Everyone loves the idea of sprouting and sprouted wheat bread, but do you have any idea what goes into sprouting wheat for bread? We first need to know what is adequate sprouting. To answer this question, we tested wheat at different stages of sprouting: (1) after soaking, (2) with 1 day of sprouting, and (3) with 2 days of sprouting. Two levels of gluten were used: 4.25% was used with variable 1, and 8% was used with variables 2 and 3.
Alpha-amylase activity increases with sprouting time.1 Amylase degrades amylopectin and releases simple sugars, which are then utilized by yeast fermentation. The enhanced level of fermentation results in a larger bread volume. Table 2 shows the specific volume for each variable. Bread volume increased as sprouting time increased.
Some alpha-amylase activity in flour is beneficial due to enhanced yeast fermentation. But too much alpha-amylase activity generates too much sugar, which results in a sticky dough, dark crumb and crust color, coarser crumb, and sticky texture. Picture 1 shows bread with sprouted wheat after soaking for 24 hours. Pictures 2 and 3 are bread made from wheat sprouted for 1 day and 2 days, respectively.
The crust color for the 2-day sprouted wheat is much darker than that for the 1-day sprouting, due to the extra sugar in the latter case, leading to a greater Maillard reaction. Also, the protease in sprouted wheat degrades gluten,2 which renders a less gummy and chewy bread (Table 2).
Looking at the overall quality, variables 2 and 3 are preferred for breadmaking, with a falling number of 112 or less. Both breads are softer and have a larger volume than bread from variable 1. However, bread using variable 2 sprouts is too soft and its dough is too sticky to handle. If you can’t measure the falling number at your bakery, you can decide the proper sprouting time according to the length of the sprout (Pictures 4-6).
Table 1. Falling numbers of wheat at various stages of sprouting (based on 14% moisture)
|1||Wheat after soaking||400|
|2||1 d sprouted wheat||112|
|3||2 d sprouted wheat||62|
Table 2. Specific volume
|Wheat after soaking||3.22|
|1 d sprouted wheat||3.70±0.01|
|2 d sprouted wheat||4.64±0.16|
Table 3. Texture analyses
|Sample||Hardness cycle g||Hardness work cycle mj||Resilience||Cohesiveness||Gumminess||Chewiness|
|1 d sprouted||172.30±13.70||4.59±0.23||0.43±0.01||0.89±0.00||141.80±14.30||126.20±11.80|
|2 d sprouted||118.7±55.20||2.66±0.96||0.26±0.03||0.72±0.07||83.60±32.10||61.50±20.90|
The U.S. Food and Drug Administration, in cooperation with the Illinois Institute of Technology’s Institute for Food Safety and Health (IIT IFSH), created the Sprout Safety Alliance (SSA) to help sprout producers identify and implement best practices in the safe production of sprouts.3
On January 19, 2017, the FDA issued a “Draft Guidance for Industry: Compliance with and Recommendations for Implementation of the Standards for the Growing, Harvesting, Packing, and Holding of Produce for Human Consumption for Sprout Operations” to assist sprout operations subject to the Produce Safety Rule.4
- Sprouting wheat for 1 day results in bread with a larger volume and softer texture. The bread is less gummy and less chewy.

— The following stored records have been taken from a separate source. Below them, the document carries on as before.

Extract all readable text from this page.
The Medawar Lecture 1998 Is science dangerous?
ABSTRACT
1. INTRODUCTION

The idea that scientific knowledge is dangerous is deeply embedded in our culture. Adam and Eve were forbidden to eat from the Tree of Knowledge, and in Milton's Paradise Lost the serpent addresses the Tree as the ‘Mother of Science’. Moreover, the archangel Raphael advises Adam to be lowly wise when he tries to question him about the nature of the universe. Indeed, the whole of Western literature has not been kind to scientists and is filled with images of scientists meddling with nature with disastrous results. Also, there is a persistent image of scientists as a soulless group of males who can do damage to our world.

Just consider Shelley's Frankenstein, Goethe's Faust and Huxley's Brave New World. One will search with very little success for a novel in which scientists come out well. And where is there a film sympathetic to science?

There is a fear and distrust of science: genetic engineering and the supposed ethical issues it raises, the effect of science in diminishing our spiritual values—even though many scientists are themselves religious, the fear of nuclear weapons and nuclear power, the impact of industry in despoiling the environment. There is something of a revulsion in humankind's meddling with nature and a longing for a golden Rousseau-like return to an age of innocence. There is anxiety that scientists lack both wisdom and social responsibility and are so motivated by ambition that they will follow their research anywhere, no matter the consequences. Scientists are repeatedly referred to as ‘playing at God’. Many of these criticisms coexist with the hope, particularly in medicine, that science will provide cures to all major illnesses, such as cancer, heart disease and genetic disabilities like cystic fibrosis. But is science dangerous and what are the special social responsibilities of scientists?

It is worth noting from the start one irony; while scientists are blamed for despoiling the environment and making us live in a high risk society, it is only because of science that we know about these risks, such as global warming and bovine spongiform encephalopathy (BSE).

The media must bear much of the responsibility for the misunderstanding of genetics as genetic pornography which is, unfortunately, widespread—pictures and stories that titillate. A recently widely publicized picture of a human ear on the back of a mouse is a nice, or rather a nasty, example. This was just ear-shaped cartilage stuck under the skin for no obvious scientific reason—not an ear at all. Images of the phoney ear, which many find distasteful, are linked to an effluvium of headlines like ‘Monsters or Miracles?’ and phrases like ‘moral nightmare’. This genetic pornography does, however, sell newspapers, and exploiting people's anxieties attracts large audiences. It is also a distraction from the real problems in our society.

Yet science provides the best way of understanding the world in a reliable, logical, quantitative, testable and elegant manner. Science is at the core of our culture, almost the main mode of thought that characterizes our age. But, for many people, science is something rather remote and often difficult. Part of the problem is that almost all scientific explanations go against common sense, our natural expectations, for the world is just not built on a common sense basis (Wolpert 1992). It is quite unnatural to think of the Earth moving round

- Proper sprouting time is need for the desired bread quality. Too long a sprouting time results in a darker crust color and a very soft bread.
- A single day of sprouting provides a better overall quality of bread as compared with either soaking alone or 2 days of sprouting.
- Ayoub, M., Guertin, S., Fregeau-Reid, J., Smith, D. L. Nitrogen fertilizer effect on breadmaking quality of hard red spring wheat in Eastern Canada. Crop Science 34.5 (1994):1346.
- Koehler, P., Hartmann, G., Wieser, H., Rychlik, M. Changes of folates, dietary fiber, and proteins in wheat as affected by germination. Journal of Agricultural and Food Chemistry 55.12 (2007):4678-83.
- Institute for Food Safety and Health (IFSH). Welcome to the Sprout Safety Alliance Online | Sprout Safety Alliance (SSA) | Institute for Food Safety and Health (IFSH). www.ifsh.iit.edu/ssa. Accessed 25 May 2017.
- Center for Food Safety and Applied Nutrition. Guidance documents & regulatory information by topic – draft guidance for industry: Compliance with and recommendations for implementation of the standards for the growing, harvesting, packing, and holding of produce for human consumption for sprout operations.” US Food and Drug Administration Home Page. Center for Food Safety and Applied Nutrition, Jan. 2017. www.fda.gov/Food/GuidanceRegulation/GuidanceDocumentsRegulatoryInformation/ucm510578.htm. Accessed 25 May 2017.